Between nurturing kids’ mental health and strengthening bonds in the process, enjoying a shared meal a few times a week can become one of the most meaningful parts of your family’s routine.

Here are a few tips Solomon recommends for making family dinners work — no matter what your evenings look like.

Why dinner time matters

With years of experience counseling families in schools, youth detention centers and private practice, Solomon has seen just how transformative dinner time can be.

“I always ask families, ‘If I were a fly on the wall during your last family meal, what would I see?’” she said. “Sometimes the answer is that they haven’t eaten together in weeks — and that’s not about shame. It’s about starting where you are.”

Studies show consistency with shared meals, even just two or three times a week, builds emotional safety and self-esteem in kids. Solomon said the impact is even greater when paired with simple rituals like “rose, thorn and bud,” where each person shares something good from their day, a challenge they faced and something they’re looking forward to or want to improve.

“Children thrive when there’s predictability,” Solomon explained. “And a regular shared meal offers that.”

Redefining the table

The modern version of dinner might happen at 9 p.m. after a late shift, or with granola bars in the car between gymnastics and tutoring. That’s OK.

What matters, according to Solomon, is intention.

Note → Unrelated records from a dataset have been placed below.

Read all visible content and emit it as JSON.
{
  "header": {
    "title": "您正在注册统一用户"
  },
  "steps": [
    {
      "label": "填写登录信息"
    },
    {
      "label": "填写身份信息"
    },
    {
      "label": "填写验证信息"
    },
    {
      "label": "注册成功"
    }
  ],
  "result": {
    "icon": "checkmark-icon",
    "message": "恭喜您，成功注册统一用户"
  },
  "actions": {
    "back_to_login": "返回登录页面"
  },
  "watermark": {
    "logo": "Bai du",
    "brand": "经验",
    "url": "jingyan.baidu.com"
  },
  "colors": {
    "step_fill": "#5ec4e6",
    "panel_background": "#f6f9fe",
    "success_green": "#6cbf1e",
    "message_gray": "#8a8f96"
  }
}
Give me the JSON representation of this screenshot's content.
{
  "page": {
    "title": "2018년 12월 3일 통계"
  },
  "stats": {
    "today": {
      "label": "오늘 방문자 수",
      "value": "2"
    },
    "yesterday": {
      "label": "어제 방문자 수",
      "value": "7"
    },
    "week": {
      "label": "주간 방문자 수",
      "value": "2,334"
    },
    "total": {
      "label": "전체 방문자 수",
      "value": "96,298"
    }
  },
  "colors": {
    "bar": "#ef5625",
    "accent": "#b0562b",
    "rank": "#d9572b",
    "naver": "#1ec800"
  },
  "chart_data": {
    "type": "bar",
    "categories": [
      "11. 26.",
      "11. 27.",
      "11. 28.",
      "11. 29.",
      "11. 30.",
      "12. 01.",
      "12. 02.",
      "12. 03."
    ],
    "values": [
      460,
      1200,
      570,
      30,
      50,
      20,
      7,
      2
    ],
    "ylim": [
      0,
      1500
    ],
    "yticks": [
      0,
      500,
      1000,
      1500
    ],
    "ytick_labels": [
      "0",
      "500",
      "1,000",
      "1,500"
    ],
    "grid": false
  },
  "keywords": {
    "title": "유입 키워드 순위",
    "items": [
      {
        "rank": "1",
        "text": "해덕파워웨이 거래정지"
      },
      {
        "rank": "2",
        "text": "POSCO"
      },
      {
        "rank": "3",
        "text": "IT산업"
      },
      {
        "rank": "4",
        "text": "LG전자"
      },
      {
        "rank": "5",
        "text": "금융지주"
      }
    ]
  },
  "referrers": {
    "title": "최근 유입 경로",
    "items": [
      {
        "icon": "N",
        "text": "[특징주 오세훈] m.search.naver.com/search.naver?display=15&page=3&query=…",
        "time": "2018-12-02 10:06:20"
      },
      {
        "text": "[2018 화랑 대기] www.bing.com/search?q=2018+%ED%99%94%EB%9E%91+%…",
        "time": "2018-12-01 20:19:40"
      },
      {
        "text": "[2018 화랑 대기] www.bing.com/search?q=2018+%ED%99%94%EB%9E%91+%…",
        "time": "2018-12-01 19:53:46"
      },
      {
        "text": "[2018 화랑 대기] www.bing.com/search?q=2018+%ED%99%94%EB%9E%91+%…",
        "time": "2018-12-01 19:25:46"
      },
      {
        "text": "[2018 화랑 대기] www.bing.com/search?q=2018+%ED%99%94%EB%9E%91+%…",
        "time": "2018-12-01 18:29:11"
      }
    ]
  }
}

“To schedule with intention is important,” she said. “The fact of the matter is if you don’t carve out time for your schedule like you would for a doctor’s appointment or a business meeting … we’re (going to) continue to miss (opportunities).”

For families who feel unsure how to spark connection, Solomon says it starts with parents modeling openness.

“Kids don’t want to feel interrogated,” she said. “Lead with vulnerability. Share something that happened in your day, then invite them in.”

Technology at the table (yes, it’s possible)

Ditching screens entirely may not feel realistic, but Solomon recommends setting a 20-minute tech-free window during mealtimes and sticking to it.

“Turn off the sound to the world and turn the volume up to us connecting,” she said.

Eventually, she says, the dinner table can feel like a sanctuary — where kids know they’re safe to vent, laugh or just be quiet.

“(It becomes) a place where I’ve got your back and I want to know what’s been happening with you.”

Connection doesn’t have to be complicated. It just has to be intentional.

“Make time today. If we don’t make time, we’ll never have the time,” she added. “These moments, no matter how brief, are the building blocks of connection.”